From this we can tentatively conclude that as attacks become narrower in targeting scope, attackers are less concerned about being detected through traffic volume alone. The increased precision of their traffic gives them a little more leeway in terms of timing and lets them look for specific targets and systems (such as specific IoT vulnerabilities or unprotected API endpoints) for the same given amount of traffic.
Conclusions
Sadly, this web attack data contains no smoking guns or leading indicators about the next big threat. Of course, since this is only a three-month sample, the future could easily look different. However, we can draw some broad conclusions based on what we saw in the third quarter of 2020:
- Long tails in the attacker IP address and target distributions indicate that the cyberattacks or scans that stand out in the logs are not necessarily the ones that will result in a compromise.
- IoT vulnerabilities remain tempting to attackers, with routers, cameras, and other small office, home office (SOHO) equipment showing up in the top 20 targets.
- PHP-based content management systems, including but not limited to WordPress, remain a focus for this end of the attacker spectrum. WordPress site owners should come up with a plan for patching and managing plugins to reduce their attack surface to the greatest degree possible.
- The campaign against Israeli WordPress sites is a reminder that even a place that we associate with information security talent and culture has its own batch of low-hanging fruit.
- For these kinds of unfocused attacks, we tend to see clustering in time or in targets, but rarely both.
- Attacks (including scans) vary widely in terms of traffic density over time, making it difficult to routinely detect a specific threat based on level of activity.
The best way to think about data from honeypots is like a water sample from a river. It will not tell us the direction the river is headed, or what the flow rate will be tomorrow, but it will tell us if there’s something in the water to watch out for. Inversely, the absence of a phenomenon in the sample doesn’t mean the absence of the phenomenon in the river. Just because a particular cyberattack isn’t captured here doesn’t mean it isn’t a threat, it just means that traffic didn’t occur in the time period and in the part of the Internet that Effluxio was watching.

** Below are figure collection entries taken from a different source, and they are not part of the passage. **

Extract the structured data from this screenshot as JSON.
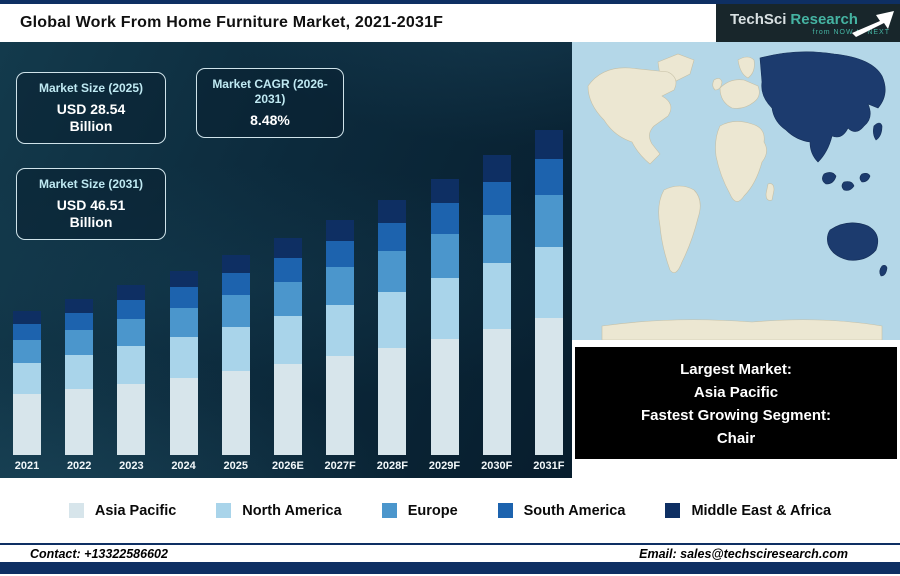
{
  "page": {
    "title": "Global Work From Home Furniture Market, 2021-2031F"
  },
  "logo": {
    "brand": "TechSci",
    "brand2": "Research",
    "tagline": "from NOW to NEXT"
  },
  "info_boxes": {
    "market_size_2025": {
      "title": "Market Size (2025)",
      "value": "USD 28.54",
      "unit": "Billion"
    },
    "market_cagr": {
      "title": "Market CAGR (2026-2031)",
      "value": "8.48%"
    },
    "market_size_2031": {
      "title": "Market Size (2031)",
      "value": "USD 46.51",
      "unit": "Billion"
    }
  },
  "chart_data": {
    "type": "bar",
    "stacked": true,
    "title": "Global Work From Home Furniture Market, 2021-2031F",
    "categories": [
      "2021",
      "2022",
      "2023",
      "2024",
      "2025",
      "2026E",
      "2027F",
      "2028F",
      "2029F",
      "2030F",
      "2031F"
    ],
    "series": [
      {
        "name": "Asia Pacific",
        "color": "#d7e5eb",
        "values": [
          8.66,
          9.39,
          10.19,
          11.05,
          11.99,
          13.0,
          14.11,
          15.3,
          16.6,
          18.01,
          19.53
        ]
      },
      {
        "name": "North America",
        "color": "#a9d4ea",
        "values": [
          4.53,
          4.92,
          5.34,
          5.79,
          6.28,
          6.81,
          7.39,
          8.01,
          8.69,
          9.43,
          10.23
        ]
      },
      {
        "name": "Europe",
        "color": "#4b96cc",
        "values": [
          3.3,
          3.58,
          3.88,
          4.21,
          4.57,
          4.95,
          5.37,
          5.83,
          6.32,
          6.86,
          7.44
        ]
      },
      {
        "name": "South America",
        "color": "#1d63ae",
        "values": [
          2.27,
          2.46,
          2.67,
          2.89,
          3.14,
          3.41,
          3.69,
          4.01,
          4.35,
          4.72,
          5.12
        ]
      },
      {
        "name": "Middle East & Africa",
        "color": "#0e2f63",
        "values": [
          1.85,
          2.01,
          2.18,
          2.37,
          2.57,
          2.79,
          3.02,
          3.28,
          3.56,
          3.86,
          4.19
        ]
      }
    ],
    "totals": [
      20.61,
      22.36,
      24.25,
      26.31,
      28.54,
      30.96,
      33.59,
      36.43,
      39.52,
      42.88,
      46.51
    ],
    "ylim": [
      0,
      48
    ],
    "grid": false,
    "legend_position": "bottom"
  },
  "map": {
    "highlighted_region": "Asia Pacific",
    "ocean_color": "#b4d7e8",
    "land_color": "#ece7d2",
    "highlight_color": "#1c3b6e"
  },
  "callout": {
    "line1": "Largest Market:",
    "line2": "Asia Pacific",
    "line3": "Fastest Growing Segment:",
    "line4": "Chair"
  },
  "footer": {
    "contact": "Contact: +13322586602",
    "email": "Email: sales@techsciresearch.com"
  }
}
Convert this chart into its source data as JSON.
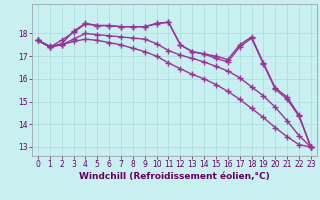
{
  "background_color": "#c8f0f0",
  "grid_color": "#b0dede",
  "line_color": "#993399",
  "marker": "+",
  "markersize": 4,
  "linewidth": 1.0,
  "xlabel": "Windchill (Refroidissement éolien,°C)",
  "xlabel_fontsize": 6.5,
  "tick_fontsize": 5.5,
  "xlim": [
    -0.5,
    23.5
  ],
  "ylim": [
    12.6,
    19.3
  ],
  "yticks": [
    13,
    14,
    15,
    16,
    17,
    18
  ],
  "xticks": [
    0,
    1,
    2,
    3,
    4,
    5,
    6,
    7,
    8,
    9,
    10,
    11,
    12,
    13,
    14,
    15,
    16,
    17,
    18,
    19,
    20,
    21,
    22,
    23
  ],
  "series": [
    [
      17.7,
      17.4,
      17.55,
      18.1,
      18.45,
      18.35,
      18.35,
      18.3,
      18.3,
      18.3,
      18.45,
      18.5,
      17.5,
      17.2,
      17.1,
      17.0,
      16.85,
      17.5,
      17.85,
      16.7,
      15.6,
      15.2,
      14.4,
      13.0
    ],
    [
      17.7,
      17.4,
      17.7,
      18.05,
      18.42,
      18.35,
      18.35,
      18.3,
      18.3,
      18.3,
      18.42,
      18.5,
      17.5,
      17.2,
      17.1,
      16.9,
      16.75,
      17.4,
      17.8,
      16.65,
      15.55,
      15.1,
      14.35,
      13.0
    ],
    [
      17.7,
      17.4,
      17.5,
      17.75,
      18.0,
      17.95,
      17.9,
      17.85,
      17.8,
      17.75,
      17.55,
      17.25,
      17.05,
      16.9,
      16.75,
      16.55,
      16.35,
      16.05,
      15.65,
      15.25,
      14.75,
      14.15,
      13.5,
      13.0
    ],
    [
      17.7,
      17.45,
      17.5,
      17.65,
      17.75,
      17.7,
      17.6,
      17.5,
      17.35,
      17.2,
      17.0,
      16.7,
      16.45,
      16.2,
      16.0,
      15.75,
      15.45,
      15.1,
      14.7,
      14.3,
      13.85,
      13.45,
      13.1,
      13.0
    ]
  ]
}
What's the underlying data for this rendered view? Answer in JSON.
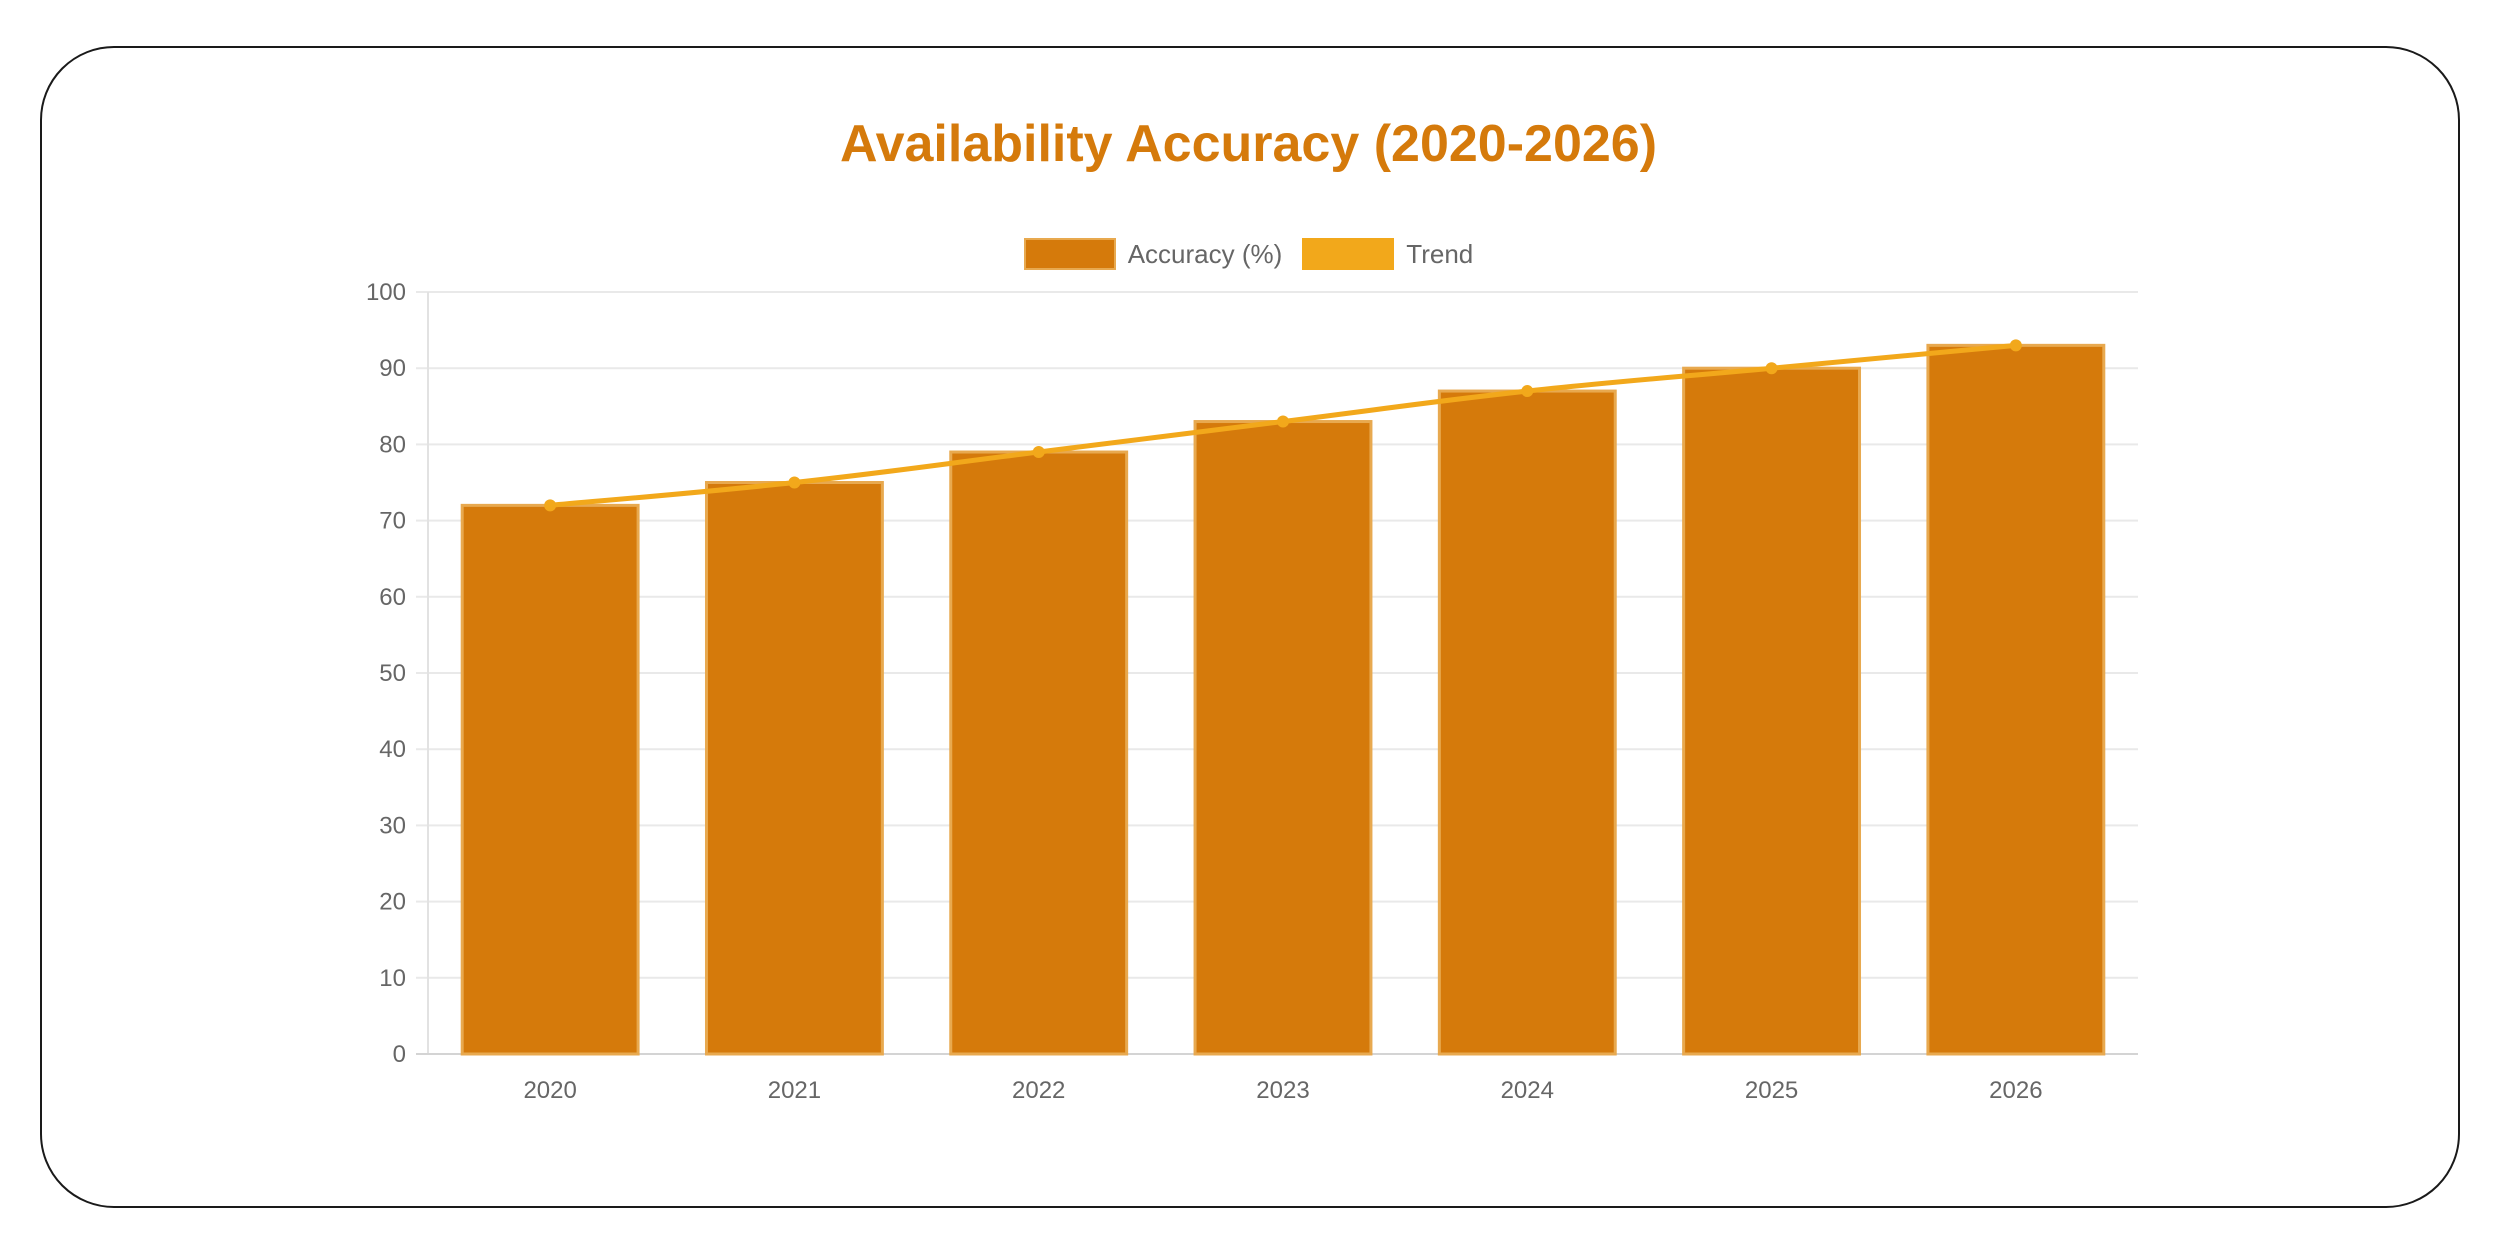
{
  "chart_data": {
    "type": "bar",
    "title": "Availability Accuracy (2020-2026)",
    "xlabel": "",
    "ylabel": "",
    "categories": [
      "2020",
      "2021",
      "2022",
      "2023",
      "2024",
      "2025",
      "2026"
    ],
    "series": [
      {
        "name": "Accuracy (%)",
        "type": "bar",
        "values": [
          72,
          75,
          79,
          83,
          87,
          90,
          93
        ]
      },
      {
        "name": "Trend",
        "type": "line",
        "values": [
          72,
          75,
          79,
          83,
          87,
          90,
          93
        ]
      }
    ],
    "ylim": [
      0,
      100
    ],
    "yticks": [
      "0",
      "10",
      "20",
      "30",
      "40",
      "50",
      "60",
      "70",
      "80",
      "90",
      "100"
    ],
    "grid": true,
    "legend_position": "top-center"
  },
  "colors": {
    "title": "#d57a0b",
    "bar_fill": "#d57a0b",
    "bar_border": "#e8a94f",
    "trend_line": "#f2a81b",
    "grid": "#e9e9e9",
    "axis_text": "#666666"
  }
}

Because we know that the honeypots serve no actual business purpose, the cyberattacks that show up here are inherently from the unfocused end of the threat landscape. These attackers might know which kinds of targets they want, or where in the world they want those targets to be, but any traffic showing up here doesn’t know which combination of location, technology, and information the attackers want to compromise. Because of that, the threat vectors represented here should signify a minimum bar, and the nature, timing, and targeting of these campaigns is a reminder that even high-end environments have low-end systems that might be vulnerable.